Vice Mayor Deborah Ruddock, who returned to the council along with newcomer Deborah Penrose during the November 2014 election — both cited the Main Street Bridge as a reason to run — signed a ballot argument favoring the proposal.
Last year, Ruddock voted against applying to use lease revenue bonds for the library.
“I believe the city needs to be cautious when it comes to borrowing and spending in excess of revenue generated from taxes and fees. I believe the act simply raises the bar a bit for council approval of significant debt without voter consent,” Ruddock wrote in an email, adding she believes it only applies to riskier lease revenue bonds. “Now as Election Day approaches, opponents fearing for their pet projects and high-priced bond lawyers are claiming the act is overly broad. Let’s calm down and let the voters decide, and if the act is later challenged successfully on these grounds, the council will address the issue.”
But Gallogly noted expert consultants who focus on municipal bonds said the ballot language is so broad it could be applied to nearly any type of financing other than general obligation bonds or what’s approved by the voters.
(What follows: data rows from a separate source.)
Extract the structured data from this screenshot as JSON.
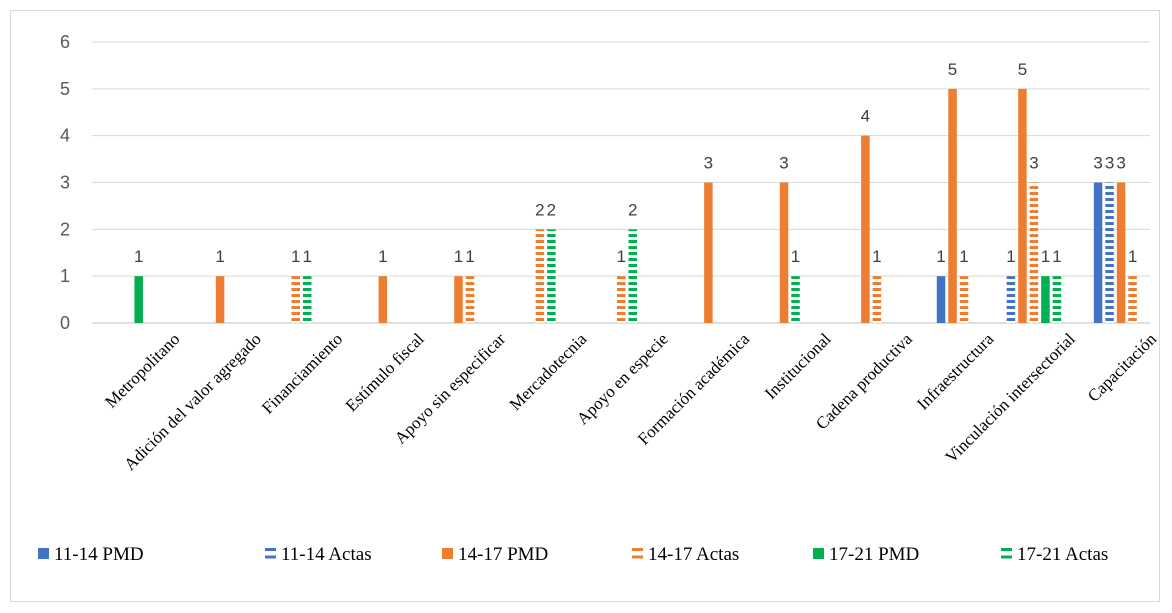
{
  "colors": {
    "blue": "#4472C4",
    "orange": "#ED7D31",
    "green": "#00B050"
  },
  "chart_data": {
    "type": "bar",
    "title": "",
    "xlabel": "",
    "ylabel": "",
    "ylim": [
      0,
      6
    ],
    "yticks": [
      "0",
      "1",
      "2",
      "3",
      "4",
      "5",
      "6"
    ],
    "grid": true,
    "legend_position": "bottom",
    "categories": [
      "Metropolitano",
      "Adición del valor agregado",
      "Financiamiento",
      "Estímulo fiscal",
      "Apoyo sin especificar",
      "Mercadotecnia",
      "Apoyo en especie",
      "Formación académica",
      "Institucional",
      "Cadena productiva",
      "Infraestructura",
      "Vinculación intersectorial",
      "Capacitación"
    ],
    "series": [
      {
        "name": "11-14 PMD",
        "color": "blue",
        "pattern": "solid",
        "values": [
          null,
          null,
          null,
          null,
          null,
          null,
          null,
          null,
          null,
          null,
          1,
          null,
          3
        ]
      },
      {
        "name": "11-14 Actas",
        "color": "blue",
        "pattern": "dashed",
        "values": [
          null,
          null,
          null,
          null,
          null,
          null,
          null,
          null,
          null,
          null,
          null,
          1,
          3
        ]
      },
      {
        "name": "14-17 PMD",
        "color": "orange",
        "pattern": "solid",
        "values": [
          null,
          1,
          null,
          1,
          1,
          null,
          null,
          3,
          3,
          4,
          5,
          5,
          3
        ]
      },
      {
        "name": "14-17 Actas",
        "color": "orange",
        "pattern": "dashed",
        "values": [
          null,
          null,
          1,
          null,
          1,
          2,
          1,
          null,
          null,
          1,
          1,
          3,
          1
        ]
      },
      {
        "name": "17-21 PMD",
        "color": "green",
        "pattern": "solid",
        "values": [
          1,
          null,
          null,
          null,
          null,
          null,
          null,
          null,
          null,
          null,
          null,
          1,
          null
        ]
      },
      {
        "name": "17-21 Actas",
        "color": "green",
        "pattern": "dashed",
        "values": [
          null,
          null,
          1,
          null,
          null,
          2,
          2,
          null,
          1,
          null,
          null,
          1,
          null
        ]
      }
    ]
  }
}
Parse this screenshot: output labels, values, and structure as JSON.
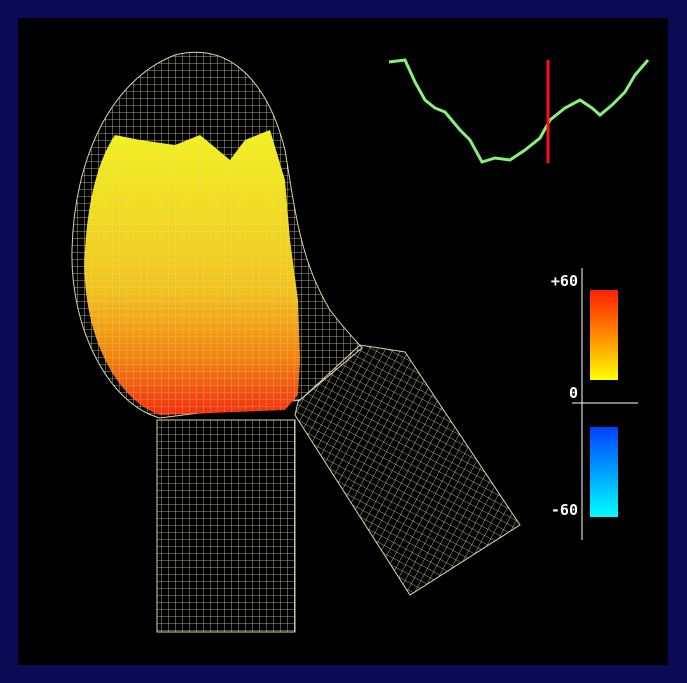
{
  "colorbar": {
    "max_label": "+60",
    "zero_label": "0",
    "min_label": "-60"
  }
}
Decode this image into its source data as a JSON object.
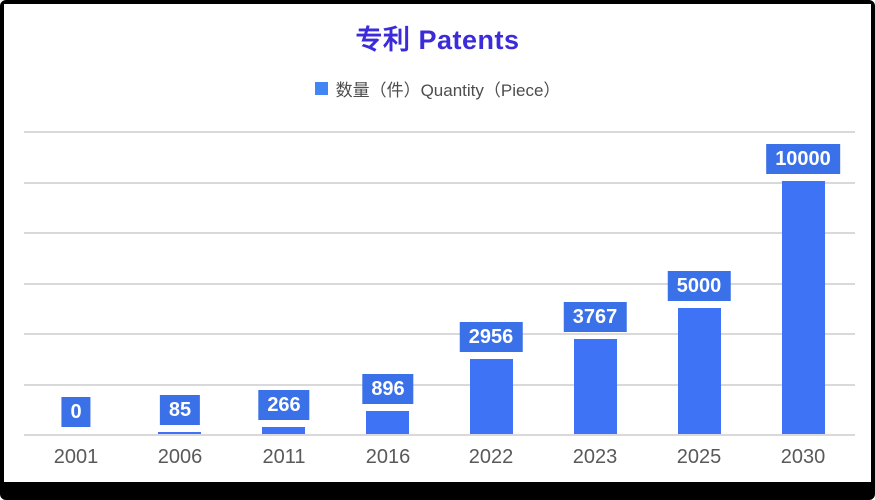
{
  "title": "专利 Patents",
  "legend": {
    "label": "数量（件）Quantity（Piece）"
  },
  "colors": {
    "frame": "#000000",
    "background": "#FFFFFF",
    "title": "#3C2BD9",
    "legend_text": "#4D4D4D",
    "legend_swatch": "#4285F4",
    "gridline": "#D9D9D9",
    "bar": "#3D73F4",
    "label_box": "#3A70E8",
    "label_text": "#FFFFFF",
    "axis_text": "#595959"
  },
  "chart_data": {
    "type": "bar",
    "title": "专利 Patents",
    "categories": [
      "2001",
      "2006",
      "2011",
      "2016",
      "2022",
      "2023",
      "2025",
      "2030"
    ],
    "series": [
      {
        "name": "数量（件）Quantity（Piece）",
        "values": [
          0,
          85,
          266,
          896,
          2956,
          3767,
          5000,
          10000
        ]
      }
    ],
    "value_labels": [
      "0",
      "85",
      "266",
      "896",
      "2956",
      "3767",
      "5000",
      "10000"
    ],
    "xlabel": "",
    "ylabel": "",
    "ylim": [
      0,
      12000
    ],
    "gridline_interval": 2000,
    "grid": true,
    "y_axis_tick_labels_visible": false,
    "legend_position": "top",
    "bar_color": "#3D73F4",
    "data_label_style": "white-on-blue-box"
  }
}
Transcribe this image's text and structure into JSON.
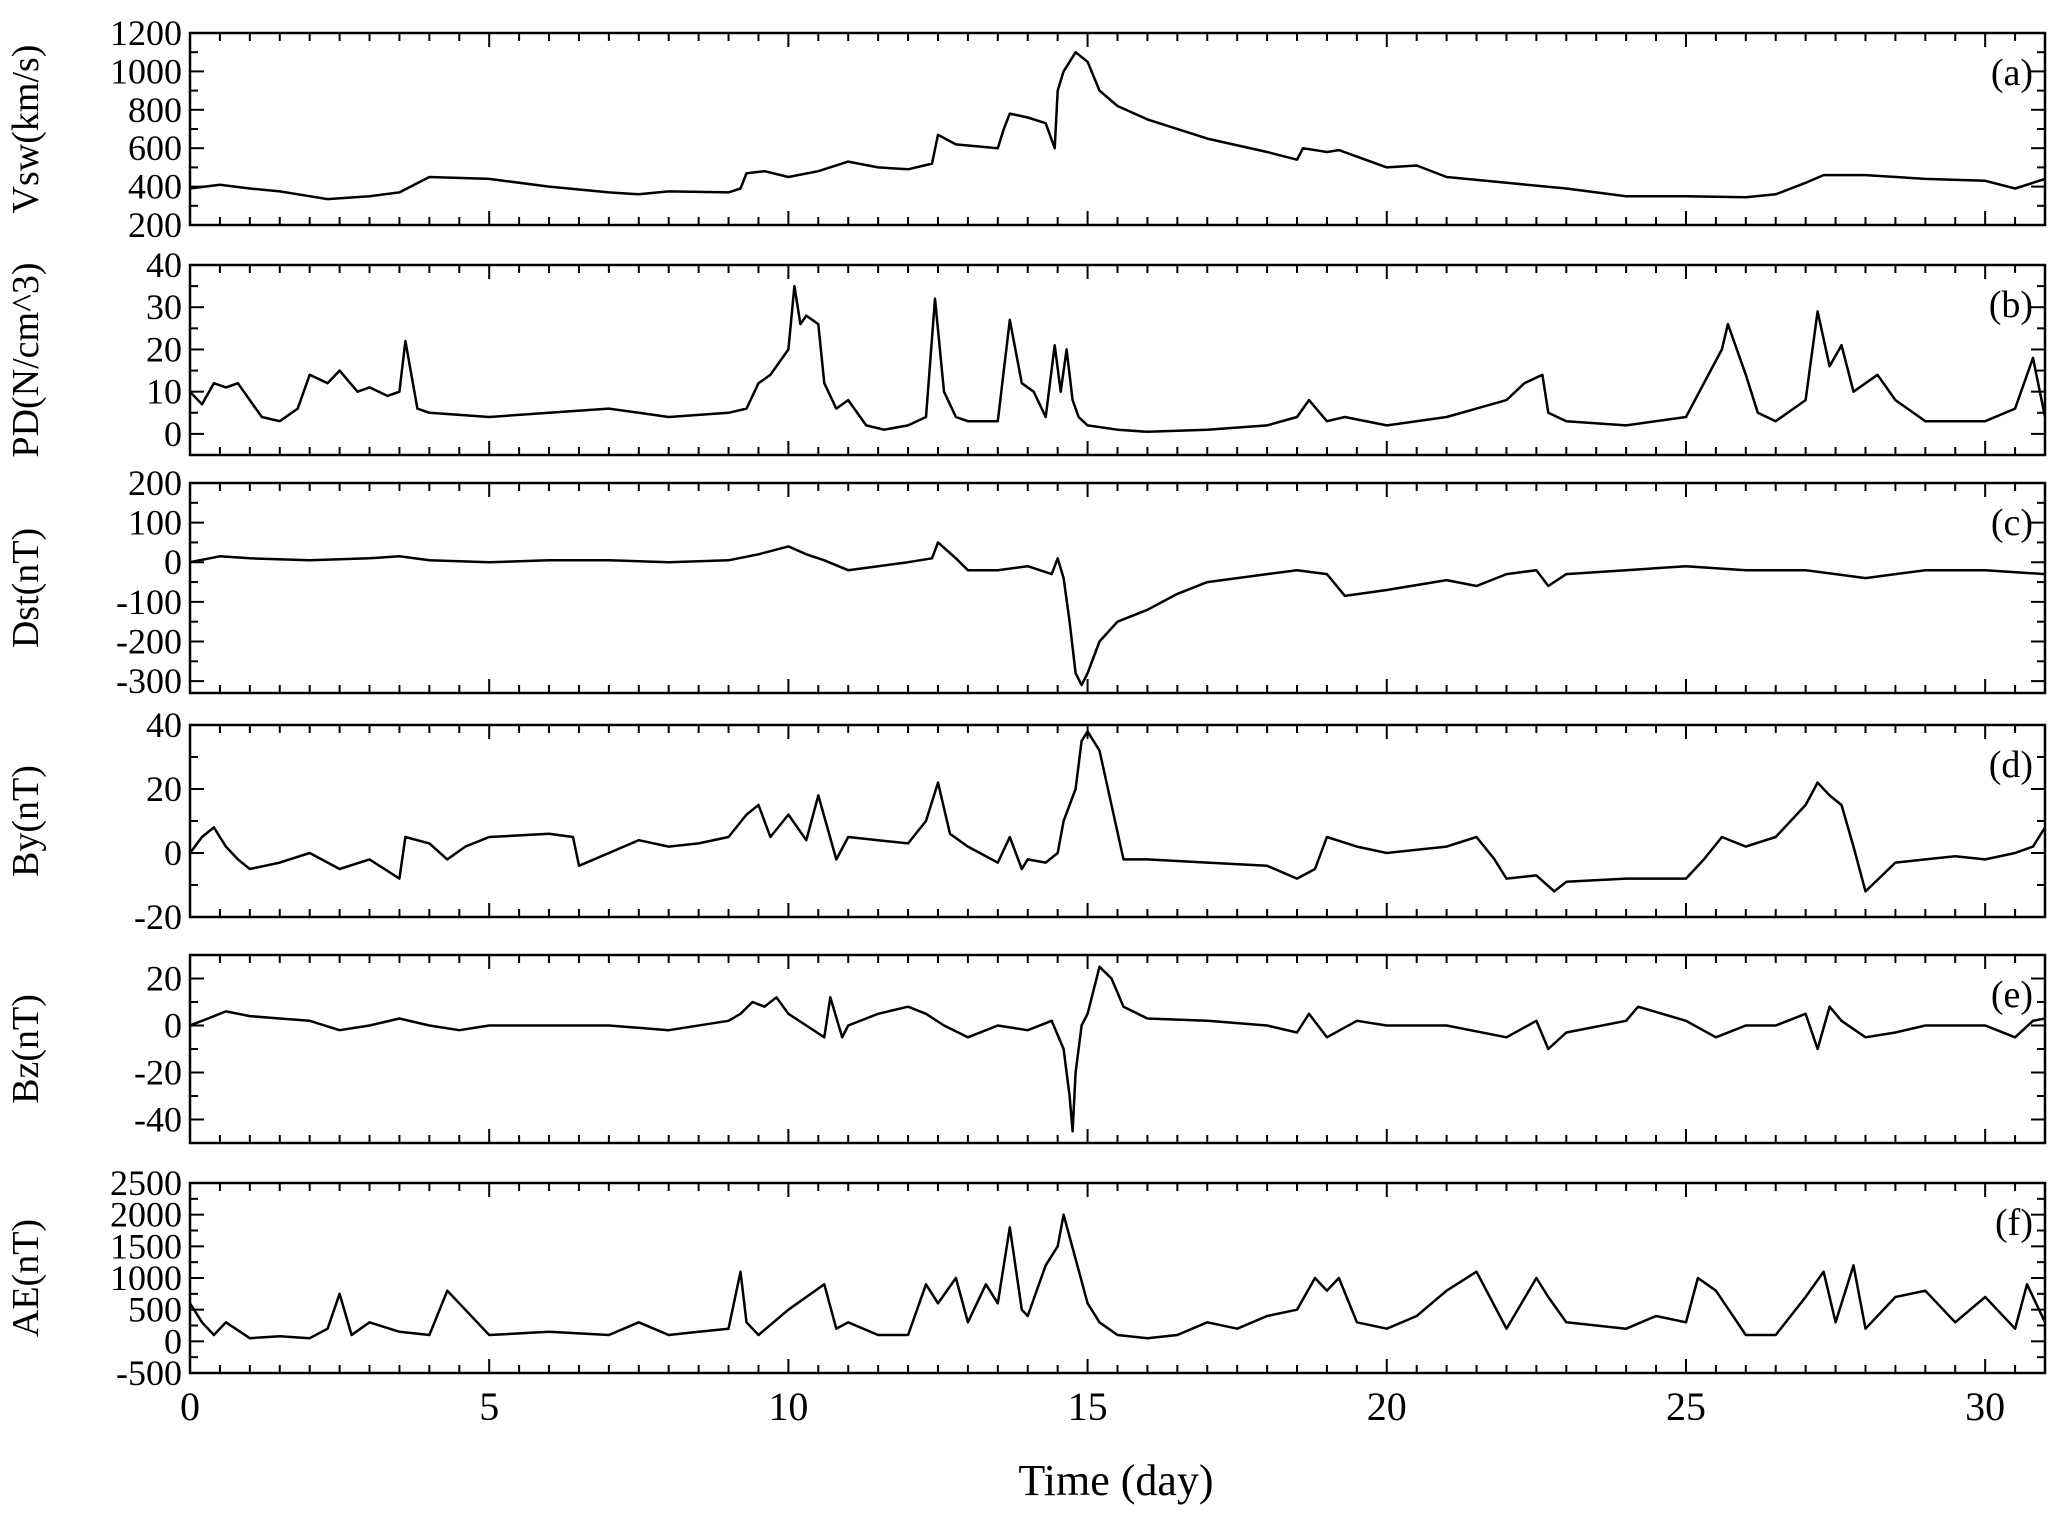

In a stringent reading of the measure, Gallogly noted even things like leasing a city vehicle, seeking to participate in low-interest state revolving loan funds, or essentially any time it borrows money without voter approval, could qualify.
“With a four-fifths supermajority vote required, it can get difficult to get things done,” Gallogly said, adding if one councilmember is absent then all must approve to satisfy the supermajority threshold as written. “I’m not aware of any other Bay Area cities that have put such a requirement in place.”
Eblovi disagreed that it was broad enough to cover other types of funding calling the argument “utter hogwash.”
About 765 valid signatures put the measure on the ballot and Eblovi contends it would protect against the potential financial disaster lease revenue bonds pose and, in his ballot statements, stated the city has a history of poorly managing its finances or major projects.
Their arguments are reminiscent of the Main Street Bridge debate when a citizens’ 2014 initiative, also titled Measure F, won against a competing city initiative. Now the council is prevented from demolishing the 100-year-old structure without returning to the voters.
New Measure F supporters include previous bridge advocates such as Harvey Rarback, who dropped out of the 2014 council race and sits on the Coastside Fire Protection District board.
Eblovi appeared in court last week to ask a county judge to dismiss opponents’ ballot arguments. He named Measure F opponents Kowalczyk as well as former councilmembers Naomi Patridge and Allan Alifano, who lost re-election in 2014, as respondents for signing the ballot arguments. Ultimately, the judge ruled against Eblovi as he couldn’t prove any inaccuracies and such arguments are traditionally protected as free speech, said Jim Sutton, a lawyer hired by Alifano.
Kowalczyk said the measure is sponsored by known critics of the city who’ve long questioned community projects like the new skate park, Mac Dutra Plaza and the library.
“The proponents of Measure F worked hard to stop all these projects,” Kowalczyk said, “and with the added weapon of Measure F will be able to wreak havoc on the future needs of the city.”